With its unibody structure and fully independent wishbone suspension, the Range Rover is an ample corner carver too. For 2010 it hustles even better through the bends, thanks to a larger footprint (19-inch wheels and 255/55R19 tires or even larger 20-inch and 50 aspect ratio rubber on Supercharged), plus a retuned suspension aided by a new Vehicle Dynamic Control system. This optimizes the damping rate at each wheel automatically ensuring, minimum body roll and maximum tire contact with the road, allowing for fast entry and exit through corners. It’s particularly welcome on the supercharged version, considering the amount of power and torque at your disposal.

All that thrust requires considerable stopping force, and while the normally aspirated features four-piston front calipers and big 13-inch rotors, the supercharged version, features huge six-pot front clampers and 15-inch discs up front, enough to almost halve stopping distance compared with last year’s truck. Stepping on the pedal hard at speed and braking is fierce, but very well modulated.

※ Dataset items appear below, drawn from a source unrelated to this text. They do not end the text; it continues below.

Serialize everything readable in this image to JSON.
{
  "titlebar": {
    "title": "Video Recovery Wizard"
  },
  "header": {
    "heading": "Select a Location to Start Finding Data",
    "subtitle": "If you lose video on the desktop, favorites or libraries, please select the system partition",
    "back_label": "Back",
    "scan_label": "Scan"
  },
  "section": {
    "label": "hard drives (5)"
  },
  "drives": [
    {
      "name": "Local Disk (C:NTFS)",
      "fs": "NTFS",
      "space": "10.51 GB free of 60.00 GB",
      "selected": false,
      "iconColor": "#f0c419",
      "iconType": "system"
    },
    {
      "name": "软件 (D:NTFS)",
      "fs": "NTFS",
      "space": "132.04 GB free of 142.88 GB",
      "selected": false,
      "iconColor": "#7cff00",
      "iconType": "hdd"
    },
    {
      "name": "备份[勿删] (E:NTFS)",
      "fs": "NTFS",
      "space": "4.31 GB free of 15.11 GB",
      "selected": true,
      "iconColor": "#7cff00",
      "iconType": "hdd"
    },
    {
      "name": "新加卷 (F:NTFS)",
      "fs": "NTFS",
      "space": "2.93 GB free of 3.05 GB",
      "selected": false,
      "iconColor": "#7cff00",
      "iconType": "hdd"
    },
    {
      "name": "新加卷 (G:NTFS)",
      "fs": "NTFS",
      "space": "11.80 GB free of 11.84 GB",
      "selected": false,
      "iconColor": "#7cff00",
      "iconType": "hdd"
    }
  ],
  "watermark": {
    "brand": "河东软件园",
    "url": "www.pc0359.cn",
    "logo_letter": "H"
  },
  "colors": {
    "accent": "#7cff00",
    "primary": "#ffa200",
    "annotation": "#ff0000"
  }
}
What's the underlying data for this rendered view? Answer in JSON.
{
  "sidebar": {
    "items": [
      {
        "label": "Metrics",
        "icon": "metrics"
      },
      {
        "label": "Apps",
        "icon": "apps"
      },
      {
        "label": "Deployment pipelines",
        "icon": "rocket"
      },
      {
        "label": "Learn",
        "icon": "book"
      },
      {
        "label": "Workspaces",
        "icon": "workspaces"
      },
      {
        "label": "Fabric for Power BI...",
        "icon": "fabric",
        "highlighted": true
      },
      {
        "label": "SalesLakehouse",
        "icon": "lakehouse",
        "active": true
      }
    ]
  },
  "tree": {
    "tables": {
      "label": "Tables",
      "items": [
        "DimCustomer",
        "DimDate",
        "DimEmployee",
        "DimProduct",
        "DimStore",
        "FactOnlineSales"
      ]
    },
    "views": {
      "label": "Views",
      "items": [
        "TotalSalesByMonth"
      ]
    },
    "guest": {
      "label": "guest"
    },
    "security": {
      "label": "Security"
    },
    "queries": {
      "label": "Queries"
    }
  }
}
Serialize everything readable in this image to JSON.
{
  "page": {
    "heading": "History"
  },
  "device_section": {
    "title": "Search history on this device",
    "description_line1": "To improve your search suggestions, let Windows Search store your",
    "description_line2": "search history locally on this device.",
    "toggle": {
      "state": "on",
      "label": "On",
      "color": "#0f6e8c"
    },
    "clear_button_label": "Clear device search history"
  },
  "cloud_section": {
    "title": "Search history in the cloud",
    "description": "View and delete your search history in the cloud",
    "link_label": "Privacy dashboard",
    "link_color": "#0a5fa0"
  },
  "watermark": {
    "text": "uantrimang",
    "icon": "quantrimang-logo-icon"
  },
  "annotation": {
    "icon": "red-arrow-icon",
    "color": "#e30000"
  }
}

Although on-road ability is hard to fault, what really separates the Range Rover from just about anything else on the market, is what it can do off the black stuff. The Terrain Response system as been enhanced for 2010 and includes an improved sand mode, which allows the engine to modulate power to the wheels to ensure the truck doesn’t get bogged down. With the T-R in either mud and ruts or rocks, plus the hill descent control activated and electrically controlled front and rear differentials doing their thing, the Range Rover scrambles over just about anything. We took it down a steep 50-foot embankment, over some very large rocks and tree stumps, waded through a swamp up to the front fender vents and there wasn’t as much a hiccup. Try off-roading in just about any other luxury SUV these days and you’re liable to get stuck on anything rougher than a gravel road.


While there might be newer designs on the market, and SUVs priced below the Range Rover’s threshold, there’s still nothing out there that can match it for all-around capability. With its classic looks and notable improvements for 2010, there’s no question that four decades after it’s original introduction, the 4×4 marvel from Solihull is still in a league of its own.